Condition Type Description
arrive :white_check_mark: Success Within threshold of goal
collision :x: Failure Contact force exceeds threshold
time_out :hourglass: Timeout Episode length limit

:zap: Events (mdp/events.py)

Event Description
reset_base Reset robot to safe position with random orientation
print_rewards Debug logging of reward components

3. :robot: Robot Configuration (coco_robot_cfg.py)
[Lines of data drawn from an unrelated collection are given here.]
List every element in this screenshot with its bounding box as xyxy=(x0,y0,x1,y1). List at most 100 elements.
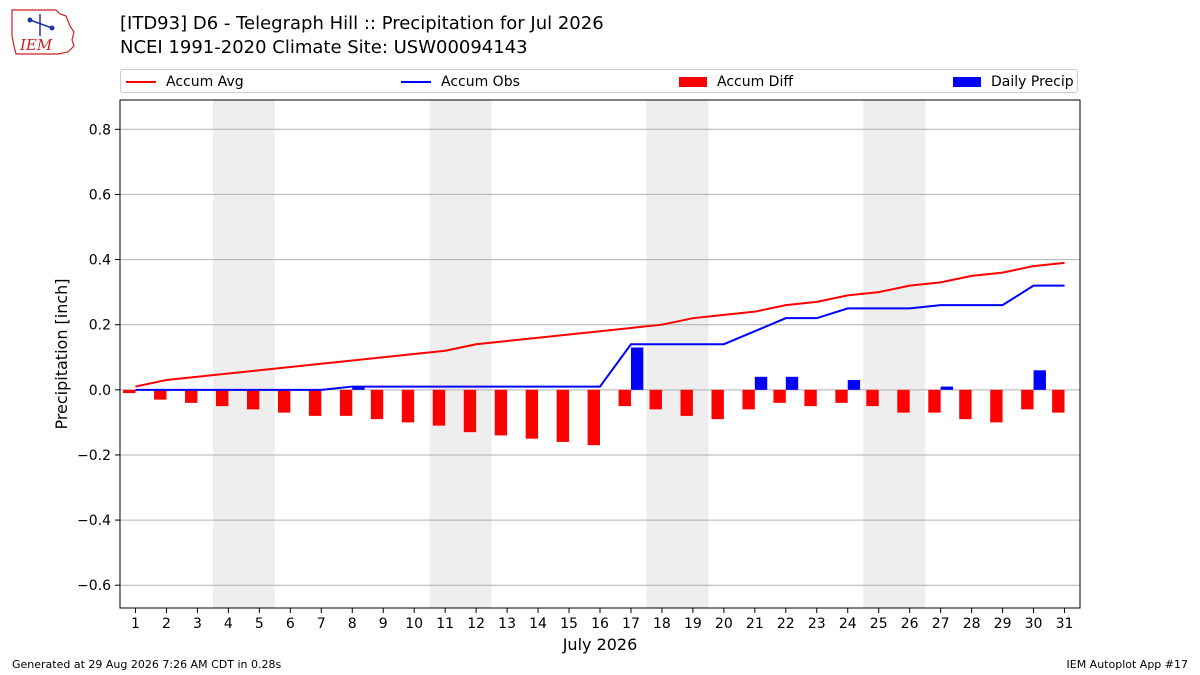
legend-label: Accum Avg xyxy=(166,74,244,90)
daily-precip-bar xyxy=(754,376,768,390)
daily-precip-bar xyxy=(630,347,644,390)
accum-obs-line xyxy=(135,284,1065,391)
accum-diff-bar xyxy=(587,389,600,446)
accum-diff-bar xyxy=(618,389,631,407)
axis-ticks: −0.6−0.4−0.20.00.20.40.60.81 2 3 4 5 6 7 8 9 10 11… xyxy=(77,122,1073,632)
accum-diff-bar xyxy=(649,389,662,410)
legend-item-accum-diff: Accum Diff xyxy=(679,73,793,91)
x-tick-label: 5 xyxy=(255,616,264,632)
legend-item-accum-avg: Accum Avg xyxy=(126,73,244,91)
x-axis-label: July 2026 xyxy=(562,635,638,654)
legend-item-daily-precip: Daily Precip xyxy=(953,73,1074,91)
y-tick-label: 0.2 xyxy=(89,318,111,334)
svg-text:IEM: IEM xyxy=(19,36,53,54)
accum-diff-bar xyxy=(990,389,1003,423)
x-tick-label: 18 xyxy=(653,616,671,632)
x-tick-label: 13 xyxy=(498,616,516,632)
weekend-band xyxy=(646,100,709,608)
accum-diff-bar xyxy=(711,389,724,420)
footer-app: IEM Autoplot App #17 xyxy=(1066,658,1189,671)
accum-diff-bar xyxy=(494,389,508,436)
x-tick-label: 21 xyxy=(746,616,764,632)
daily-precip-bar xyxy=(940,386,954,390)
x-tick-label: 28 xyxy=(963,616,981,632)
x-tick-label: 2 xyxy=(162,616,171,632)
footer-generated: Generated at 29 Aug 2026 7:26 AM CDT in … xyxy=(12,658,282,671)
daily-precip-bar xyxy=(847,380,861,390)
daily-precip-bar xyxy=(785,376,799,390)
accum-diff-bar xyxy=(959,389,972,420)
x-tick-label: 15 xyxy=(560,616,578,632)
line-marks xyxy=(135,261,1065,391)
x-tick-label: 23 xyxy=(808,616,826,632)
y-tick-label: −0.2 xyxy=(77,448,111,464)
accum-diff-bar xyxy=(556,389,570,442)
weekend-band xyxy=(212,100,275,608)
daily-precip-bar xyxy=(352,386,365,390)
accum-diff-bar xyxy=(432,389,446,426)
y-tick-label: −0.6 xyxy=(77,578,111,594)
accum-diff-bar xyxy=(154,389,167,400)
y-tick-label: 0.0 xyxy=(89,383,111,399)
daily-precip-bar xyxy=(1033,370,1046,390)
x-tick-label: 14 xyxy=(529,616,547,632)
accum-diff-bar xyxy=(463,389,477,433)
legend-swatch-accum-obs xyxy=(401,81,431,83)
x-tick-label: 10 xyxy=(405,616,423,632)
accum-avg-line xyxy=(135,261,1065,388)
chart-subtitle: NCEI 1991-2020 Climate Site: USW00094143 xyxy=(120,37,528,58)
accum-diff-bar xyxy=(897,389,910,413)
x-tick-label: 6 xyxy=(286,616,295,632)
y-tick-label: 0.8 xyxy=(89,122,111,138)
legend-swatch-accum-diff xyxy=(679,77,707,87)
accum-diff-bar xyxy=(680,389,693,416)
accum-diff-bar xyxy=(308,389,322,416)
x-tick-label: 27 xyxy=(932,616,950,632)
legend-label: Accum Diff xyxy=(717,74,794,90)
x-tick-label: 9 xyxy=(379,616,388,632)
accum-diff-bar xyxy=(773,389,786,403)
y-tick-label: 0.6 xyxy=(89,187,111,203)
bar-marks xyxy=(123,347,1065,446)
x-tick-label: 30 xyxy=(1025,616,1043,632)
x-tick-label: 29 xyxy=(994,616,1012,632)
legend-label: Accum Obs xyxy=(441,74,520,90)
accum-diff-bar xyxy=(401,389,415,423)
accum-diff-bar xyxy=(928,389,941,413)
weekend-band xyxy=(863,100,926,608)
legend-swatch-accum-avg xyxy=(126,81,156,83)
accum-diff-bar xyxy=(742,389,755,410)
accum-diff-bar xyxy=(804,389,817,407)
accum-diff-bar xyxy=(339,389,353,416)
x-tick-label: 7 xyxy=(317,616,326,632)
y-axis-label: Precipitation [inch] xyxy=(52,278,71,429)
accum-diff-bar xyxy=(370,389,384,420)
x-tick-label: 20 xyxy=(715,616,733,632)
x-tick-label: 25 xyxy=(870,616,888,632)
accum-diff-bar xyxy=(246,389,260,410)
accum-diff-bar xyxy=(123,389,136,394)
x-tick-label: 4 xyxy=(224,616,233,632)
accum-diff-bar xyxy=(1021,389,1034,410)
x-tick-label: 17 xyxy=(622,616,640,632)
accum-diff-bar xyxy=(1052,389,1065,413)
legend-label: Daily Precip xyxy=(991,74,1074,90)
x-tick-label: 12 xyxy=(467,616,485,632)
weekend-shading xyxy=(212,100,926,608)
x-tick-label: 8 xyxy=(348,616,357,632)
weekend-band xyxy=(429,100,492,608)
chart-title: [ITD93] D6 - Telegraph Hill :: Precipita… xyxy=(120,13,604,34)
x-tick-label: 11 xyxy=(436,616,454,632)
x-tick-label: 24 xyxy=(839,616,857,632)
x-tick-label: 26 xyxy=(901,616,919,632)
legend: Accum Avg Accum Obs Accum Diff Daily Pre… xyxy=(120,69,1078,93)
x-tick-label: 16 xyxy=(591,616,609,632)
accum-diff-bar xyxy=(835,389,848,403)
x-tick-label: 22 xyxy=(777,616,795,632)
accum-diff-bar xyxy=(185,389,198,403)
y-tick-label: −0.4 xyxy=(77,513,111,529)
y-tick-label: 0.4 xyxy=(89,253,111,269)
x-tick-label: 3 xyxy=(193,616,202,632)
x-tick-label: 1 xyxy=(131,616,140,632)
Defines the COCO delivery robot:

Component Details
Physical Properties Mass, inertia, collision shapes
Wheel Actuators DelayedPDActuator for realistic wheel dynamics
Axle Actuator DCMotor for steering
Shock Actuator ImplicitActuator for suspension
Action Space RestrictedCarAction (velocity and steering angle)
Sensors Cameras, contact sensors

4. :world_map: Scene Configuration

The scene includes:


:arrows_counterclockwise: Data Flow

:repeat: Training Loop

sequenceDiagram
    participant Env as Environment
    participant Robot as Robot
    participant Policy as Policy
    participant Reward as Reward System

    loop Each Episode
        Env->>Robot: Reset to safe position
        Env->>Policy: Initial observation

        loop Each Step
            Policy->>Robot: Action (velocity, steering)
            Robot->>Env: Execute action
            Env->>Reward: Compute rewards
            Reward-->>Policy: Reward signal
            Env->>Policy: Next observation

            alt Goal Reached
                Env->>Policy: Success termination
            else Collision
                Env->>Policy: Failure termination
            else Timeout
                Env->>Policy: Timeout termination
            end
        end
    end

Step-by-step:

  1. Environment Reset :arrows_counterclockwise:
    • Robot spawned at safe position (from safe_positions_auto_generated.py)
    • Goal sampled from safe positions
    • Sensors initialized
  2. Observation Collection :eye:
    • Goal position transformed to robot’s base frame
    • RGB-D images captured and processed
    • Robot state (velocity, orientation) collected
    • All observations concatenated into policy input
  3. Action Execution :joystick:
    • Policy outputs action (velocity, steering angle)
    • Action processed by RestrictedCarAction
    • Low-level joint commands sent to actuators
    • Physics simulation steps forward
  4. Reward Computation :moneybag:
    • Multiple reward components computed
    • Weighted sum produces total reward
    • Reward components logged for analysis
  5. Termination Check :checkered_flag:
    • Check if robot reached goal (success)
    • Check if robot collided (failure)
    • Check if episode timeout reached
  6. Repeat until termination, then reset

CostNav extends Isaac Lab’s ManagerBasedRLEnv:

Component Description
Managers Observation, Action, Command, Reward, Termination, Event managers
Scene Interactive scene with assets and sensors
Simulation Physics simulation context
Logging TensorBoard integration for metrics

:chart_with_upwards_trend: Cost Model Integration

The env_helpers.py module provides cost model integration:

graph LR
    A[Episode Data] --> B[Energy Computation]
    A --> C[SLA Check]
    A --> D[Maintenance Cost]

    B --> E[Business Metrics]
    C --> E
    D --> E

    E --> F[TensorBoard Logs]

    style A fill:#009688,color:#fff
    style E fill:#ff9800,color:#fff
    style F fill:#4caf50,color:#fff

!!! tip “Business-Oriented Evaluation” These metrics are computed during training and logged alongside standard RL metrics, enabling evaluation of policies based on business objectives rather than just task success.